Reuther: Ich bitte um Verständnis, dass wir noch über keine Zahlen sprechen, weil wir gerade erst die Gespräche mit Arbeitnehmervertretern begonnen haben.

Welchen Stellenwert hat das Investmentbanking heute noch für die Commerzbank?

Reuther: Kapitalmarktprodukte und die Beratung sind wichtige Lösungen für unsere Firmenkunden. Wir konzentrieren uns auf das Wesentliche. Es werden zum Beispiel keine exotischen Derivate mehr angeboten.

Die Commerzbank ist gemessen an der Bilanzsumme nicht mehr die zweitgrößte Bank in Deutschland, sondern nur noch die viertgrößte. Was heißt das für das Renommee?

Reuther: Das spielt gar keine Rolle. Die Bilanzsumme ist kein Maßstab für den Erfolg einer Bank. Für uns ist das Volumen des Geschäfts mit Kunden entscheidend. Hier werden wir weiter wachsen.

Commerzbank beteiligt sich an Start-up

Wie entwickelt sich „Main Funders“, die von der Commerzbank 2016 vorgestellte Kreditplattform, auf der Kunden und Kreditgeber privat zusammenfinden?

Reuther: Da sind wir weiterhin in der Testphase. Die Qualität der Kreditnehmer und die Renditeerwartungen der Kreditgeber passen manchmal nicht zusammen. So ist es in der Start-up-Szene: Ein paar Ballons fliegen schneller, andere langsamer. Wir sind zum Beispiel seit vergangenem Jahr an einem Start-up namens Bilendo beteiligt, das die Liquidät von Unternehmen optimiert und das gesamte Mahnwesen automatisiert. Bilendo hat gerade erst den renommierten FinTech des Jahres-Awards in der Kategorie Early Stage gewonnen.
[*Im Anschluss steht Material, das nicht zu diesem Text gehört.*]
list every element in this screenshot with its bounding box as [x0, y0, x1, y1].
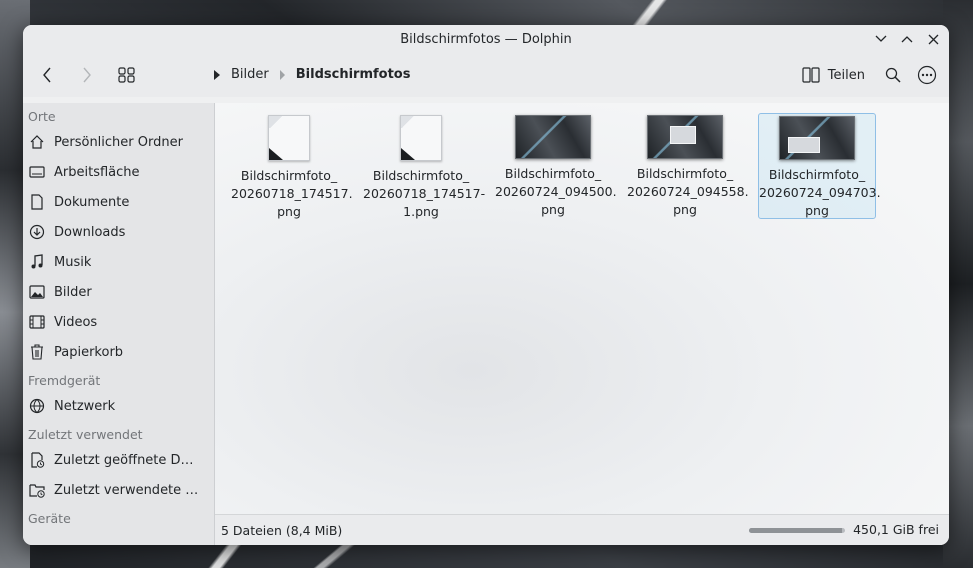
sidebar-item-recent-folders[interactable]: Zuletzt verwendete O…: [23, 475, 214, 505]
chevron-up-icon: [901, 36, 913, 43]
file-view[interactable]: Bildschirmfoto_ 20260718_174517. png Bil…: [215, 103, 949, 515]
file-item[interactable]: Bildschirmfoto_ 20260718_174517- 1.png: [362, 113, 486, 219]
icons-view-icon: [118, 67, 135, 83]
close-icon: [928, 34, 938, 44]
image-file-icon: [400, 115, 442, 161]
sidebar-item-desktop[interactable]: Arbeitsfläche: [23, 157, 214, 187]
arrow-left-icon: [43, 67, 51, 83]
window-controls: [871, 29, 943, 49]
sidebar-item-label: Dokumente: [54, 194, 130, 210]
titlebar[interactable]: Bildschirmfotos — Dolphin: [23, 25, 949, 53]
window-title: Bildschirmfotos — Dolphin: [400, 31, 572, 47]
disk-usage-bar[interactable]: [749, 528, 845, 533]
section-title-orte[interactable]: Orte: [23, 107, 214, 127]
file-name: Bildschirmfoto_ 20260724_094703. png: [759, 167, 881, 218]
minimize-button[interactable]: [871, 29, 891, 49]
toolbar: Bilder Bildschirmfotos Teilen: [23, 53, 949, 97]
share-button[interactable]: Teilen: [792, 59, 875, 91]
menu-button[interactable]: [911, 59, 943, 91]
trash-icon: [28, 343, 46, 361]
screenshot-thumbnail: [779, 116, 855, 160]
file-item[interactable]: Bildschirmfoto_ 20260718_174517. png: [230, 113, 353, 219]
split-view-icon: [802, 67, 820, 83]
status-bar: 5 Dateien (8,4 MiB) 450,1 GiB frei: [215, 514, 949, 545]
sidebar-item-label: Papierkorb: [54, 344, 124, 360]
sidebar-item-trash[interactable]: Papierkorb: [23, 337, 214, 367]
sidebar-item-pictures[interactable]: Bilder: [23, 277, 214, 307]
file-thumbnail: [400, 115, 442, 161]
network-icon: [28, 397, 46, 415]
breadcrumb-item-current[interactable]: Bildschirmfotos: [296, 67, 411, 82]
file-thumbnail: [647, 115, 723, 159]
file-thumbnail: [779, 116, 855, 160]
file-name: Bildschirmfoto_ 20260724_094558. png: [627, 166, 749, 217]
recent-folders-icon: [28, 481, 46, 499]
file-name: Bildschirmfoto_ 20260718_174517. png: [231, 168, 353, 219]
music-icon: [28, 253, 46, 271]
maximize-button[interactable]: [897, 29, 917, 49]
sidebar-item-label: Zuletzt verwendete O…: [54, 482, 199, 498]
sidebar-item-label: Persönlicher Ordner: [54, 134, 183, 150]
section-title-recent[interactable]: Zuletzt verwendet: [23, 425, 214, 445]
sidebar-item-label: Videos: [54, 314, 98, 330]
sidebar-item-label: Zuletzt geöffnete Dat…: [54, 452, 199, 468]
screenshot-thumbnail: [515, 115, 591, 159]
screenshot-thumbnail: [647, 115, 723, 159]
section-title-devices[interactable]: Geräte: [23, 509, 214, 529]
section-title-remote[interactable]: Fremdgerät: [23, 371, 214, 391]
document-icon: [28, 193, 46, 211]
file-thumbnail: [515, 115, 591, 159]
sidebar-item-recent-files[interactable]: Zuletzt geöffnete Dat…: [23, 445, 214, 475]
file-item[interactable]: Bildschirmfoto_ 20260724_094500. png: [494, 113, 617, 219]
breadcrumb: Bilder Bildschirmfotos: [213, 67, 410, 82]
forward-button[interactable]: [71, 59, 103, 91]
search-button[interactable]: [877, 59, 909, 91]
more-options-icon: [917, 65, 937, 85]
status-summary: 5 Dateien (8,4 MiB): [221, 522, 343, 538]
sidebar-item-label: Bilder: [54, 284, 92, 300]
desktop-icon: [28, 163, 46, 181]
video-icon: [28, 313, 46, 331]
close-button[interactable]: [923, 29, 943, 49]
sidebar-item-label: Downloads: [54, 224, 126, 240]
image-file-icon: [268, 115, 310, 161]
sidebar-item-downloads[interactable]: Downloads: [23, 217, 214, 247]
file-name: Bildschirmfoto_ 20260718_174517- 1.png: [363, 168, 486, 219]
breadcrumb-separator-icon[interactable]: [279, 69, 286, 80]
file-item-selected[interactable]: Bildschirmfoto_ 20260724_094703. png: [758, 113, 881, 219]
dolphin-window: Bildschirmfotos — Dolphin Bilder Bildsch…: [23, 25, 949, 545]
chevron-down-icon: [875, 35, 887, 42]
view-mode-button[interactable]: [111, 59, 143, 91]
picture-icon: [28, 283, 46, 301]
back-button[interactable]: [31, 59, 63, 91]
file-name: Bildschirmfoto_ 20260724_094500. png: [495, 166, 617, 217]
sidebar-item-videos[interactable]: Videos: [23, 307, 214, 337]
sidebar-item-home[interactable]: Persönlicher Ordner: [23, 127, 214, 157]
share-label: Teilen: [827, 67, 865, 83]
free-space-label: 450,1 GiB frei: [853, 522, 939, 537]
home-icon: [28, 133, 46, 151]
sidebar-item-label: Netzwerk: [54, 398, 116, 414]
breadcrumb-root-arrow-icon[interactable]: [213, 69, 221, 80]
disk-usage-fill: [749, 528, 843, 533]
sidebar-item-network[interactable]: Netzwerk: [23, 391, 214, 421]
places-panel: Orte Persönlicher Ordner Arbeitsfläche D…: [23, 103, 215, 545]
sidebar-item-label: Musik: [54, 254, 92, 270]
sidebar-item-documents[interactable]: Dokumente: [23, 187, 214, 217]
sidebar-item-label: Arbeitsfläche: [54, 164, 140, 180]
file-item[interactable]: Bildschirmfoto_ 20260724_094558. png: [626, 113, 749, 219]
arrow-right-icon: [83, 67, 91, 83]
recent-files-icon: [28, 451, 46, 469]
search-icon: [885, 67, 901, 83]
file-thumbnail: [268, 115, 310, 161]
sidebar-item-music[interactable]: Musik: [23, 247, 214, 277]
breadcrumb-item-bilder[interactable]: Bilder: [231, 67, 269, 82]
download-icon: [28, 223, 46, 241]
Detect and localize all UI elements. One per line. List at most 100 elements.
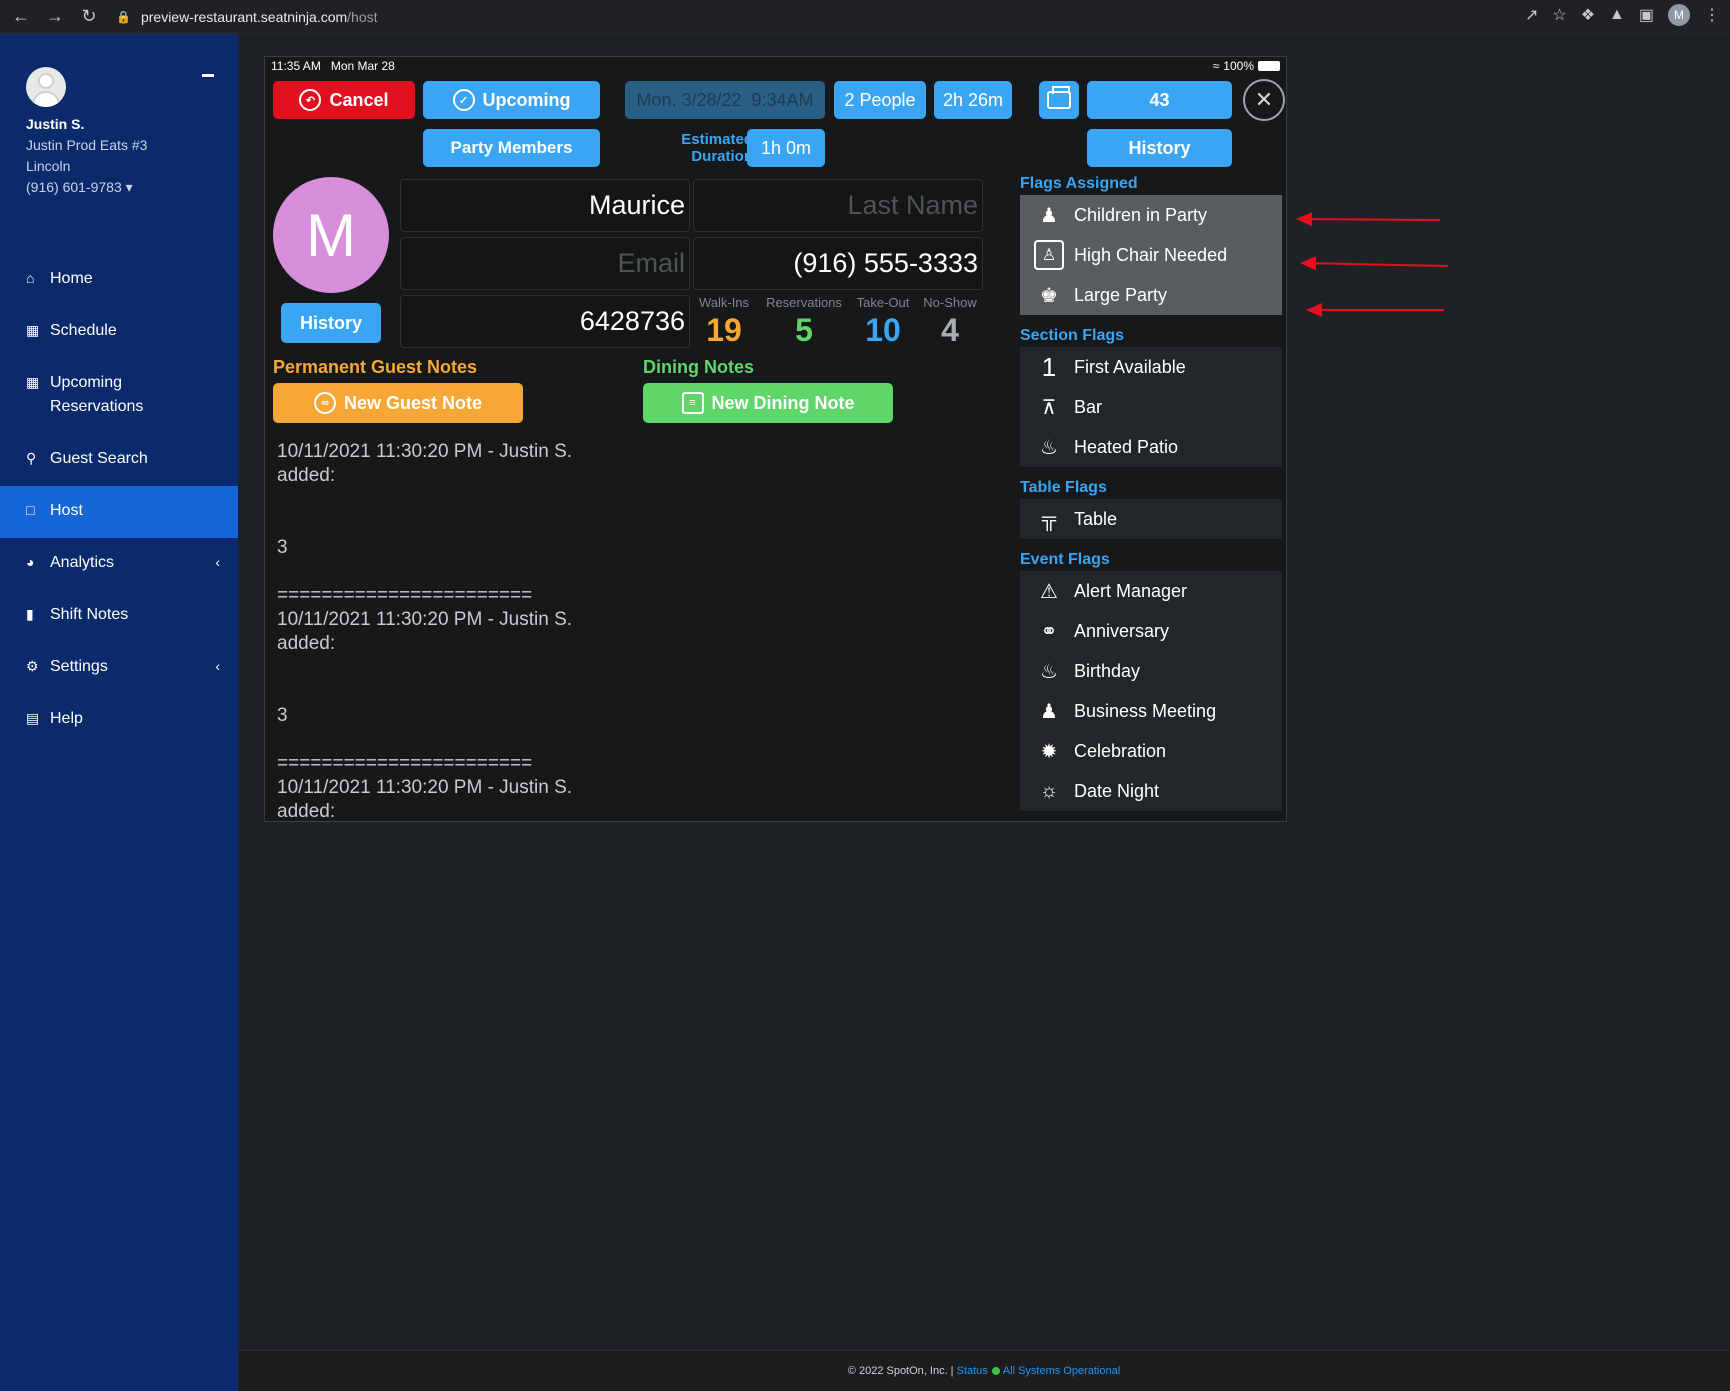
first-icon: 1 [1041,351,1057,382]
lock-icon: 🔒 [116,9,131,24]
stat-walk-ins: Walk-Ins 19 [698,295,750,348]
flag-table[interactable]: ╦ Table [1020,499,1282,539]
calendar-icon: ▦ [26,374,40,390]
device-status-right: ≈100% [1213,59,1280,73]
sidebar-item-shift-notes[interactable]: ▮ Shift Notes [0,590,238,642]
extensions-icon[interactable]: ❖ [1581,5,1595,25]
sidebar-item-host[interactable]: □ Host [0,486,238,538]
heater-icon: ♨ [1040,436,1058,459]
section-flags-heading: Section Flags [1020,327,1125,344]
clock-icon: ↶ [299,89,322,111]
flag-alert-manager[interactable]: ⚠ Alert Manager [1020,571,1282,611]
alert-manager-icon: ⚠ [1040,580,1058,603]
rings-icon: ⚭ [1040,620,1058,643]
party-members-button[interactable]: Party Members [423,129,600,167]
stat-take-out: Take-Out 10 [856,295,910,348]
new-guest-note-button[interactable]: ∞ New Guest Note [273,383,523,423]
reservation-datetime-button[interactable]: Mon. 3/28/22 9:34AM [625,81,825,119]
flag-date-night[interactable]: ☼ Date Night [1020,771,1282,811]
first-name-input[interactable]: Maurice [400,179,690,232]
battery-icon [1258,61,1280,71]
lab-icon[interactable]: ▲ [1609,6,1625,24]
elapsed-time-button[interactable]: 2h 26m [934,81,1012,119]
party-size-button[interactable]: 2 People [834,81,926,119]
guest-avatar: M [273,177,389,293]
forward-icon[interactable]: → [42,4,68,30]
browser-toolbar: ← → ↻ 🔒 preview-restaurant.seatninja.com… [0,0,1730,34]
close-icon[interactable]: ✕ [1243,79,1285,121]
flag-children-in-party[interactable]: ♟ Children in Party [1020,195,1282,235]
user-phone-dropdown[interactable]: (916) 601-9783 ▾ [26,177,147,198]
upcoming-button[interactable]: ✓ Upcoming [423,81,600,119]
user-avatar[interactable] [26,67,66,107]
guest-notes-text: 10/11/2021 11:30:20 PM - Justin S. added… [277,441,573,822]
flag-heated-patio[interactable]: ♨ Heated Patio [1020,427,1282,467]
confetti-icon: ✹ [1040,740,1058,763]
footer-copyright: © 2022 SpotOn, Inc. | [847,1365,954,1377]
event-flags-list: ⚠ Alert Manager ⚭ Anniversary ♨ Birthday ♟ B… [1020,571,1282,811]
guest-notes-heading: Permanent Guest Notes [273,357,478,377]
profile-avatar[interactable]: M [1668,4,1690,26]
pie-chart-icon: ◕ [26,554,35,570]
star-icon[interactable]: ☆ [1552,5,1566,25]
menu-dots-icon[interactable]: ⋮ [1704,5,1720,25]
sidebar-item-upcoming-reservations[interactable]: ▦ Upcoming Reservations [0,358,238,434]
sidebar-item-guest-search[interactable]: ⚲ Guest Search [0,434,238,486]
guest-id-input[interactable]: 6428736 [400,295,690,348]
annotation-arrow [1297,218,1441,221]
last-name-input[interactable]: Last Name [693,179,983,232]
children-icon: ♟ [1040,204,1058,227]
phone-input[interactable]: (916) 555-3333 [693,237,983,290]
status-link[interactable]: Status [957,1365,988,1377]
dining-notes-heading: Dining Notes [643,357,754,377]
sidebar-menu: ⌂ Home ▦ Schedule ▦ Upcoming Reservations ⚲… [0,254,238,746]
sidebar-item-settings[interactable]: ⚙ Settings ‹ [0,642,238,694]
note-icon: ▮ [26,606,34,622]
flag-celebration[interactable]: ✹ Celebration [1020,731,1282,771]
infinity-icon: ∞ [313,392,336,414]
footer: © 2022 SpotOn, Inc. | Status All Systems … [238,1350,1730,1391]
user-info: Justin S. Justin Prod Eats #3 Lincoln (9… [26,114,147,198]
section-flags-list: 1 First Available ⊼ Bar ♨ Heated Patio [1020,347,1282,467]
estimated-duration-button[interactable]: 1h 0m [747,129,825,167]
flags-panel: Flags Assigned ♟ Children in Party ♙ High … [1020,175,1282,821]
collapse-sidebar-icon[interactable] [202,74,214,77]
reload-icon[interactable]: ↻ [76,4,102,30]
guest-history-button[interactable]: History [281,303,381,343]
systems-status-link[interactable]: All Systems Operational [1003,1365,1120,1377]
flag-bar[interactable]: ⊼ Bar [1020,387,1282,427]
sidepanel-icon[interactable]: ▣ [1639,5,1654,25]
flag-anniversary[interactable]: ⚭ Anniversary [1020,611,1282,651]
estimated-duration-label: Estimated Duration [681,131,753,165]
sidebar-item-schedule[interactable]: ▦ Schedule [0,306,238,358]
cake-icon: ♨ [1040,660,1058,683]
bar-stool-icon: ⊼ [1041,396,1057,419]
flag-business-meeting[interactable]: ♟ Business Meeting [1020,691,1282,731]
chevron-left-icon: ‹ [215,658,220,674]
chevron-left-icon: ‹ [215,554,220,570]
flag-first-available[interactable]: 1 First Available [1020,347,1282,387]
count-button[interactable]: 43 [1087,81,1232,119]
printer-icon[interactable] [1039,81,1079,119]
back-icon[interactable]: ← [8,4,34,30]
device-status-time: 11:35 AM Mon Mar 28 [271,59,395,73]
user-name: Justin S. [26,116,85,132]
new-dining-note-button[interactable]: ≡ New Dining Note [643,383,893,423]
flag-large-party[interactable]: ♚ Large Party [1020,275,1282,315]
share-icon[interactable]: ↗ [1525,5,1538,25]
flags-assigned-list: ♟ Children in Party ♙ High Chair Needed ♚ L… [1020,195,1282,315]
reservation-history-button[interactable]: History [1087,129,1232,167]
sidebar: Justin S. Justin Prod Eats #3 Lincoln (9… [0,34,238,1391]
email-input[interactable]: Email [400,237,690,290]
table-flags-list: ╦ Table [1020,499,1282,539]
sidebar-item-home[interactable]: ⌂ Home [0,254,238,306]
high-chair-icon: ♙ [1034,240,1064,270]
sidebar-item-help[interactable]: ▤ Help [0,694,238,746]
cancel-button[interactable]: ↶ Cancel [273,81,415,119]
restaurant-city: Lincoln [26,158,71,174]
address-bar[interactable]: 🔒 preview-restaurant.seatninja.com/host [116,4,1436,30]
sidebar-item-analytics[interactable]: ◕ Analytics ‹ [0,538,238,590]
flag-birthday[interactable]: ♨ Birthday [1020,651,1282,691]
flag-high-chair-needed[interactable]: ♙ High Chair Needed [1020,235,1282,275]
book-icon: ▤ [26,710,40,726]
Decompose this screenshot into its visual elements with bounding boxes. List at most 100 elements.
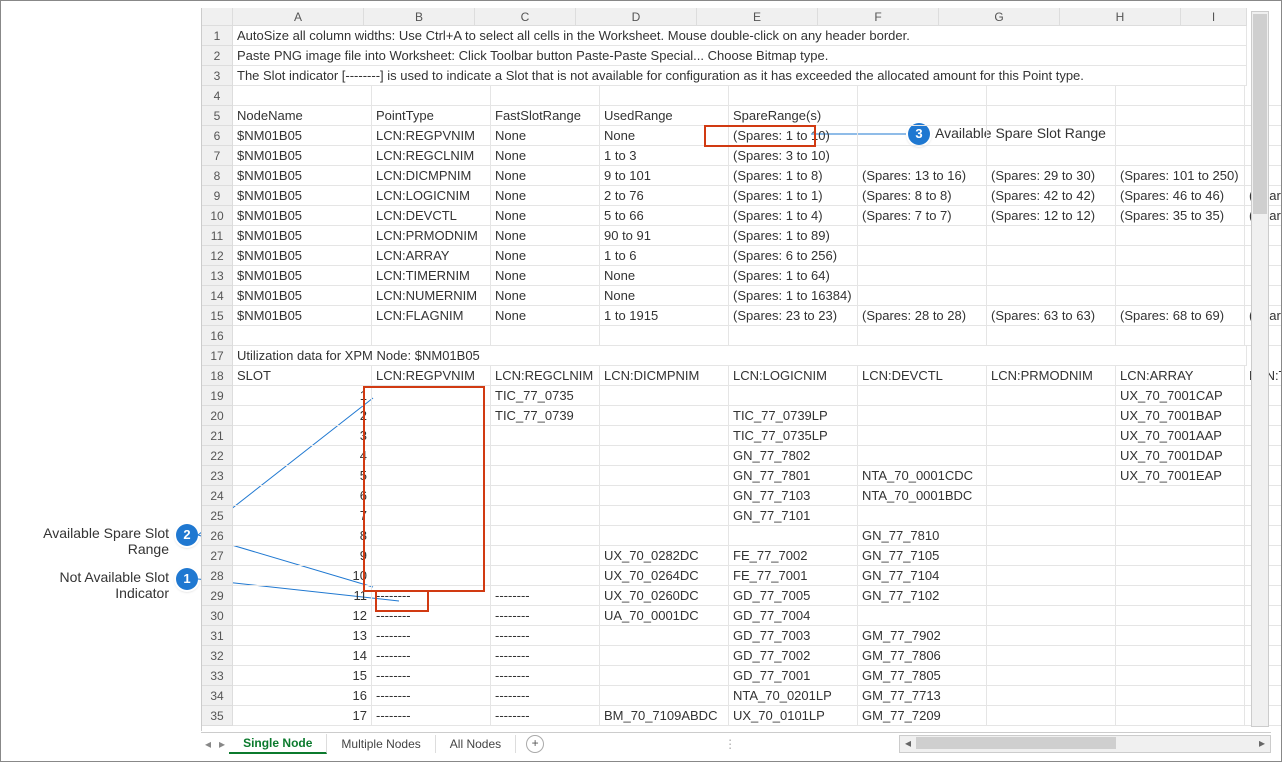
row-header-24[interactable]: 24 — [202, 486, 233, 506]
cell-10-B[interactable]: LCN:DEVCTL — [372, 206, 491, 226]
cell-15-H[interactable]: (Spares: 68 to 69) — [1116, 306, 1245, 326]
cell-16-A[interactable] — [233, 326, 372, 346]
cell-32-B[interactable]: -------- — [372, 646, 491, 666]
row-header-3[interactable]: 3 — [202, 66, 233, 86]
cell-10-E[interactable]: (Spares: 1 to 4) — [729, 206, 858, 226]
cell-20-C[interactable]: TIC_77_0739 — [491, 406, 600, 426]
row-header-7[interactable]: 7 — [202, 146, 233, 166]
cell-26-G[interactable] — [987, 526, 1116, 546]
cell-4-F[interactable] — [858, 86, 987, 106]
cell-5-H[interactable] — [1116, 106, 1245, 126]
row-header-5[interactable]: 5 — [202, 106, 233, 126]
cell-12-G[interactable] — [987, 246, 1116, 266]
cell-33-D[interactable] — [600, 666, 729, 686]
cell-29-F[interactable]: GN_77_7102 — [858, 586, 987, 606]
cell-11-F[interactable] — [858, 226, 987, 246]
cell-12-A[interactable]: $NM01B05 — [233, 246, 372, 266]
cell-4-C[interactable] — [491, 86, 600, 106]
cell-26-C[interactable] — [491, 526, 600, 546]
row-header-17[interactable]: 17 — [202, 346, 233, 366]
cell-30-F[interactable] — [858, 606, 987, 626]
cell-22-F[interactable] — [858, 446, 987, 466]
cell-18-D[interactable]: LCN:DICMPNIM — [600, 366, 729, 386]
cell-7-G[interactable] — [987, 146, 1116, 166]
cell-15-A[interactable]: $NM01B05 — [233, 306, 372, 326]
cell-34-G[interactable] — [987, 686, 1116, 706]
row-header-19[interactable]: 19 — [202, 386, 233, 406]
cell-14-B[interactable]: LCN:NUMERNIM — [372, 286, 491, 306]
cell-25-B[interactable] — [372, 506, 491, 526]
cell-33-A[interactable]: 15 — [233, 666, 372, 686]
row-header-16[interactable]: 16 — [202, 326, 233, 346]
cell-12-F[interactable] — [858, 246, 987, 266]
row-header-30[interactable]: 30 — [202, 606, 233, 626]
cell-23-A[interactable]: 5 — [233, 466, 372, 486]
cell-32-F[interactable]: GM_77_7806 — [858, 646, 987, 666]
cell-11-H[interactable] — [1116, 226, 1245, 246]
cell-31-E[interactable]: GD_77_7003 — [729, 626, 858, 646]
cell-24-C[interactable] — [491, 486, 600, 506]
hscroll-thumb[interactable] — [916, 737, 1116, 749]
col-header-I[interactable]: I — [1181, 8, 1247, 26]
cell-25-E[interactable]: GN_77_7101 — [729, 506, 858, 526]
cell-14-D[interactable]: None — [600, 286, 729, 306]
cell-5-E[interactable]: SpareRange(s) — [729, 106, 858, 126]
cell-11-G[interactable] — [987, 226, 1116, 246]
cell-7-E[interactable]: (Spares: 3 to 10) — [729, 146, 858, 166]
cell-10-D[interactable]: 5 to 66 — [600, 206, 729, 226]
cell-13-H[interactable] — [1116, 266, 1245, 286]
cell-6-G[interactable] — [987, 126, 1116, 146]
cell-22-D[interactable] — [600, 446, 729, 466]
cell-35-D[interactable]: BM_70_7109ABDC — [600, 706, 729, 726]
cell-16-F[interactable] — [858, 326, 987, 346]
cell-24-A[interactable]: 6 — [233, 486, 372, 506]
cell-20-D[interactable] — [600, 406, 729, 426]
cell-33-B[interactable]: -------- — [372, 666, 491, 686]
cell-15-E[interactable]: (Spares: 23 to 23) — [729, 306, 858, 326]
cell-20-H[interactable]: UX_70_7001BAP — [1116, 406, 1245, 426]
cell-18-F[interactable]: LCN:DEVCTL — [858, 366, 987, 386]
cell-11-E[interactable]: (Spares: 1 to 89) — [729, 226, 858, 246]
cell-23-B[interactable] — [372, 466, 491, 486]
cell-22-A[interactable]: 4 — [233, 446, 372, 466]
row-header-32[interactable]: 32 — [202, 646, 233, 666]
cell-14-H[interactable] — [1116, 286, 1245, 306]
cell-25-F[interactable] — [858, 506, 987, 526]
cell-18-E[interactable]: LCN:LOGICNIM — [729, 366, 858, 386]
cell-7-A[interactable]: $NM01B05 — [233, 146, 372, 166]
cell-26-F[interactable]: GN_77_7810 — [858, 526, 987, 546]
tab-nav-first-icon[interactable]: ◂ — [201, 737, 215, 751]
cell-25-A[interactable]: 7 — [233, 506, 372, 526]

Was unterscheidet die Region Köln/Bonn im Bankgeschäft von anderen Teilen Deutschlands?

Reuther: Die Region Köln/Bonn ist sehr international. Auch das Mediengeschäft spielt hier eine große Rolle. Wir haben zum Beispiel die Filme „Das weiße Kaninchen“ und „Toni Erdmann“ finanziert. Es gibt hier auch eine interessante Start-up-Szene. In Berlin haben wir „#openspace“, wo Mittelständler zusammen mit Start-ups an Digitalisierungsprojekten arbeiten. Das könnten wir uns auch bald für das Rheinland vorstellen.